Ricorre quest’anno (il 31 dicembre 2021) il venticinquesimo della morte di don Luigi Della Torre, maestro indiscusso della pastorale liturgica in Italia nei primi trent’anni del postconcilio e collaboratore fedele della nostra Rivista di pastorale liturgica sin dal primo numero. Abbiamo chiesto a Pier Giordano Cabra, suo grande amico, di aiutarci a rievocare qualche tratto della personalità di “don Gino” e del suo contributo alla pastorale liturgica. Proponiamo di seguito, per i lettori e le lettrici del blog, l’intervista pubblicata nel fascicolo 6/2021 di Rivista di pastorale liturgica.
D. Come è iniziata la vostra collaborazione?

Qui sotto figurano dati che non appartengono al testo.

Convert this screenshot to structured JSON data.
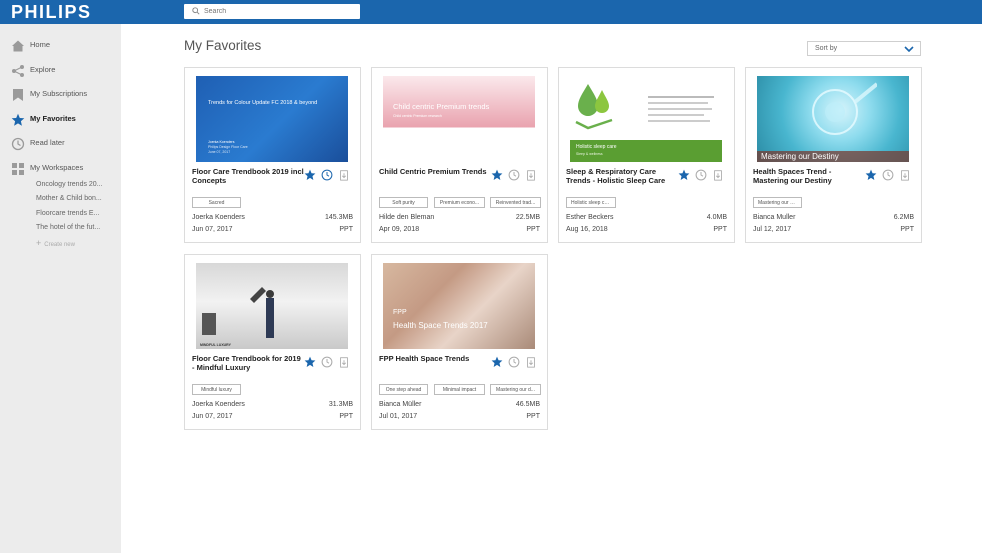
{
  "header": {
    "logo": "PHILIPS",
    "search_placeholder": "Search"
  },
  "sidebar": {
    "nav": [
      {
        "label": "Home",
        "icon": "home-icon"
      },
      {
        "label": "Explore",
        "icon": "share-icon"
      },
      {
        "label": "My Subscriptions",
        "icon": "bookmark-icon"
      },
      {
        "label": "My Favorites",
        "icon": "star-icon"
      },
      {
        "label": "Read later",
        "icon": "clock-icon"
      },
      {
        "label": "My Workspaces",
        "icon": "grid-icon"
      }
    ],
    "workspaces": [
      "Oncology trends 20...",
      "Mother & Child bon...",
      "Floorcare trends E...",
      "The hotel of the fut..."
    ],
    "create_new": "Create new"
  },
  "main": {
    "title": "My Favorites",
    "sort_label": "Sort by"
  },
  "accent": "#1b66ad",
  "cards": [
    {
      "title": "Floor Care Trendbook 2019 incl Concepts",
      "tags": [
        "Sacred"
      ],
      "author": "Joerka Koenders",
      "size": "145.3MB",
      "date": "Jun 07, 2017",
      "type": "PPT",
      "thumb": {
        "text": "Trends for Colour Update FC 2018 & beyond",
        "sub1": "Joerka Koenders",
        "sub2": "Philips Design Floor Care",
        "sub3": "June 07, 2017"
      }
    },
    {
      "title": "Child Centric Premium Trends",
      "tags": [
        "Soft purity",
        "Premium econo...",
        "Reinvented trad..."
      ],
      "author": "Hilde den Bleman",
      "size": "22.5MB",
      "date": "Apr 09, 2018",
      "type": "PPT",
      "thumb": {
        "text": "Child centric Premium trends",
        "sub1": "Child centric Premium research"
      }
    },
    {
      "title": "Sleep & Respiratory Care Trends - Holistic Sleep Care",
      "tags": [
        "Holistic sleep care"
      ],
      "author": "Esther Beckers",
      "size": "4.0MB",
      "date": "Aug 16, 2018",
      "type": "PPT",
      "thumb": {
        "text": "Holistic sleep care",
        "sub1": "Sleep & wellness"
      }
    },
    {
      "title": "Health Spaces Trend - Mastering our Destiny",
      "tags": [
        "Mastering our D..."
      ],
      "author": "Bianca Muller",
      "size": "6.2MB",
      "date": "Jul 12, 2017",
      "type": "PPT",
      "thumb": {
        "text": "Mastering our Destiny"
      }
    },
    {
      "title": "Floor Care Trendbook for 2019 - Mindful Luxury",
      "tags": [
        "Mindful luxury"
      ],
      "author": "Joerka Koenders",
      "size": "31.3MB",
      "date": "Jun 07, 2017",
      "type": "PPT",
      "thumb": {
        "text": "MINDFUL LUXURY"
      }
    },
    {
      "title": "FPP Health Space Trends",
      "tags": [
        "One step ahead",
        "Minimal impact",
        "Mastering our d..."
      ],
      "author": "Bianca Müller",
      "size": "46.5MB",
      "date": "Jul 01, 2017",
      "type": "PPT",
      "thumb": {
        "text": "FPP",
        "sub1": "Health Space Trends 2017"
      }
    }
  ]
}
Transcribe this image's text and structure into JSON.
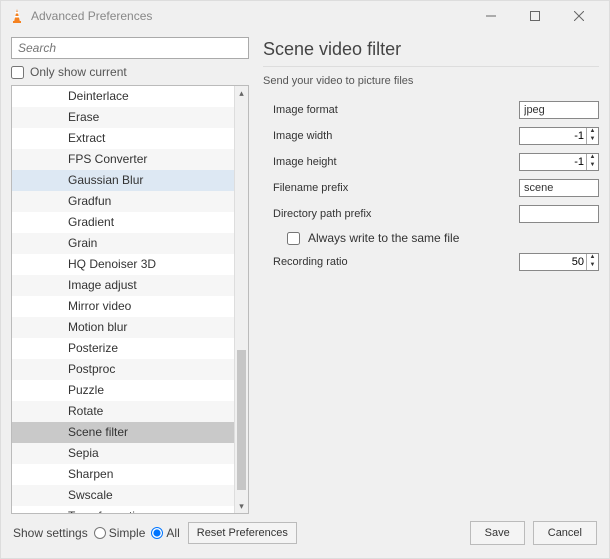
{
  "window": {
    "title": "Advanced Preferences"
  },
  "search": {
    "placeholder": "Search"
  },
  "only_show_current": "Only show current",
  "list": {
    "items": [
      "Deinterlace",
      "Erase",
      "Extract",
      "FPS Converter",
      "Gaussian Blur",
      "Gradfun",
      "Gradient",
      "Grain",
      "HQ Denoiser 3D",
      "Image adjust",
      "Mirror video",
      "Motion blur",
      "Posterize",
      "Postproc",
      "Puzzle",
      "Rotate",
      "Scene filter",
      "Sepia",
      "Sharpen",
      "Swscale",
      "Transformation"
    ],
    "highlighted_index": 4,
    "selected_index": 16
  },
  "panel": {
    "title": "Scene video filter",
    "desc": "Send your video to picture files",
    "fields": {
      "image_format": {
        "label": "Image format",
        "value": "jpeg"
      },
      "image_width": {
        "label": "Image width",
        "value": "-1"
      },
      "image_height": {
        "label": "Image height",
        "value": "-1"
      },
      "filename_prefix": {
        "label": "Filename prefix",
        "value": "scene"
      },
      "directory_path_prefix": {
        "label": "Directory path prefix",
        "value": ""
      },
      "always_write": {
        "label": "Always write to the same file",
        "checked": false
      },
      "recording_ratio": {
        "label": "Recording ratio",
        "value": "50"
      }
    }
  },
  "footer": {
    "show_settings_label": "Show settings",
    "simple": "Simple",
    "all": "All",
    "reset": "Reset Preferences",
    "save": "Save",
    "cancel": "Cancel"
  }
}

R. Bisticciando! Una sera, su un autobus, a Roma – eravamo agli inizi degli anni Sessanta, dopo una riunione (non ricordo quale) – ci siamo messi a discutere per via di una diversa valutazione nei riguardi di un sussidio liturgico. Dopo pochi minuti, mi resi conto di avere a che fare con una personalità eccezionale… Iniziò un sodalizio. Diventammo anzi amici, tanto da riservarci alcuni giorni di vacanze annuali, assieme, dove ci scambiavamo idee sulla situazione del popolo di Dio e conseguenti progetti editoriali, dando inizio ad una stretta collaborazione mai interrotta. Io allora ero un giovane responsabile della Editrice Queriniana, convinto che la liturgia avesse molto da dire. In don Gino avevo trovato l’uomo giusto che sapeva calarla nella realtà, anche in vista della progettata Rivista di pastorale liturgica, della quale sarà uno dei collaboratori più apprezzati e uno degli ispiratori più illuminati.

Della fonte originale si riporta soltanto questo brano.